In Which Financial Frictions? Parsing the Evidence of the Financial Crisis 2007-9 (NBER Working Paper No. 18335), co-authors Tobias Adrian, Paolo Colla, and Hyun Song Shin revisit a long standing debate about whether financial frictions manifest themselves through shocks to the demand for credit -- deterioration of creditworthiness of borrowers -- or shocks to the supply of credit -- tighter lending criteria applied by the lender. Using both aggregate data from the Flow of Funds and firm-level data from COMPUSTAT and other sources, they argue that the evidence from the recent crisis overwhelmingly points to a shock in the supply of intermediated credit by banks and other financial intermediaries.

During the recent crisis, bank lending to firms declined: loan issuances dropped 75 percent, and the probability of obtaining a loan fell by 14 percent.
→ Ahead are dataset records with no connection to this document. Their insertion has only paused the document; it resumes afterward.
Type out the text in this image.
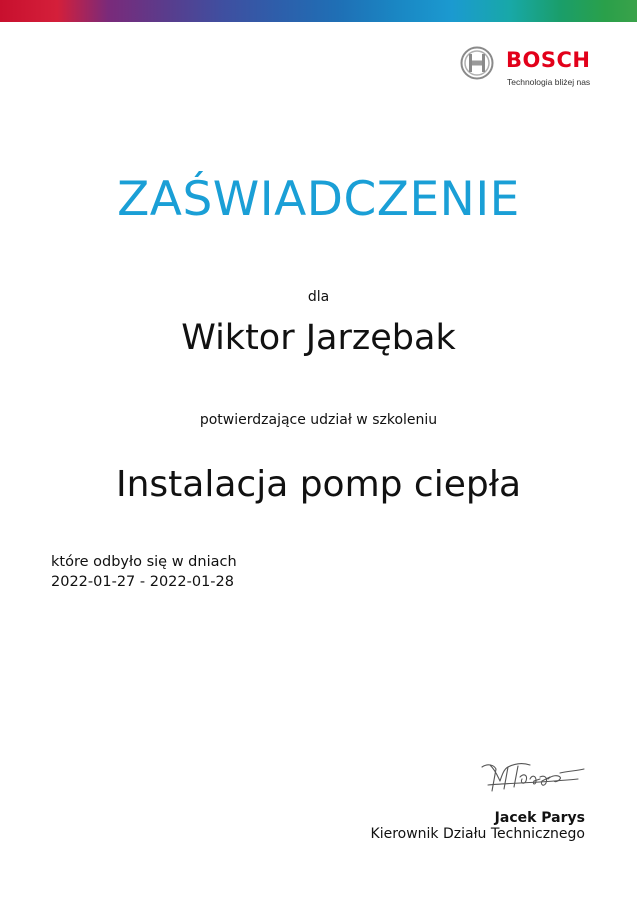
BOSCH
Technologia bliżej nas
ZAŚWIADCZENIE
dla
Wiktor Jarzębak
potwierdzające udział w szkoleniu
Instalacja pomp ciepła
które odbyło się w dniach
2022-01-27 - 2022-01-28
Jacek Parys
Kierownik Działu Technicznego
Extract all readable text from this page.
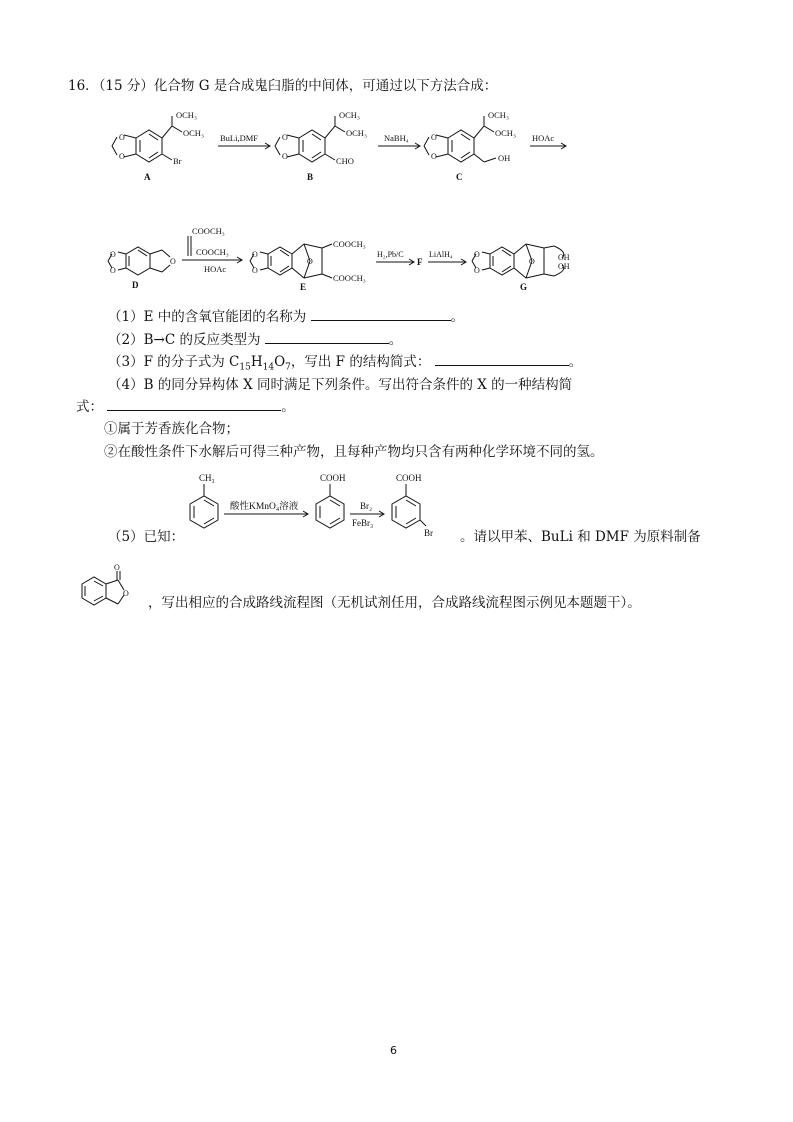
16．（15 分）化合物 G 是合成鬼臼脂的中间体，可通过以下方法合成：
O
O
O
O
O
O
OCH₃
OCH₃
Br
A
BuLi,DMF
OCH₃
OCH₃
CHO
B
NaBH₄
OCH₃
OCH₃
OH
C
HOAc
O
O
O
O
O
O
O
O
O
COOCH₃
COOCH₃
HOAc
D
COOCH₃
COOCH₃
E
H₂,Pb/C
F
LiAlH₄	OH
OH
G
（1）E 中的含氧官能团的名称为	。
（2）B→C 的反应类型为	。
（3）F 的分子式为 $C_{15}H_{14}O_7$，写出 F 的结构简式：	。
（4）B 的同分异构体 X 同时满足下列条件。写出符合条件的 X 的一种结构简
式：	。
①属于芳香族化合物；
②在酸性条件下水解后可得三种产物，且每种产物均只含有两种化学环境不同的氢。
（5）已知：
CH₃
酸性KMnO₄溶液
COOH
Br₂
FeBr₃
COOH
Br 。请以甲苯、BuLi 和 DMF 为原料制备
O
O
，写出相应的合成路线流程图（无机试剂任用，合成路线流程图示例见本题题干）。
6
At the same time, though, bond issuances increased. Large, rated firms with access to the bond market were able to compensate for the reduction in bank lending by increasing their borrowing from the bond market, leaving total financing unchanged. In contrast, bank-dependent firms suffered a reduction in bank financing without being able to tap the bond market; they witnessed a marked decrease in the amount of new credit. This analysis highlights the fact that firm attributes are an important determinant of the effect of a financial shock. The authors find that firms with more tangible assets, higher credit ratings, better project quality, fewer growth opportunities, and lower leverage, were better equipped to withstand the contraction of bank credit during the crisis.

The authors document five "stylized facts" that need to be explained in any model of financial frictions. 1) Both bank and bond financing are quantitatively important for non-financial corporations. 2) In downturns, bank loans contract, but bond finance increases to make up most of the gap. 3) Credit spreads for both bank loans and newly-issued bonds rise during downturns. 4) Changes in debt issued by banks are reflected nearly one-for-one in bank lending. 5) Bank leverage is procyclical. They conclude that models of financial frictions need to recognize that the impact of credit on real activity is largely the result of sharply rising risk premiums during a financial crisis, rather than a direct effect of a contraction in the total quantity of credit.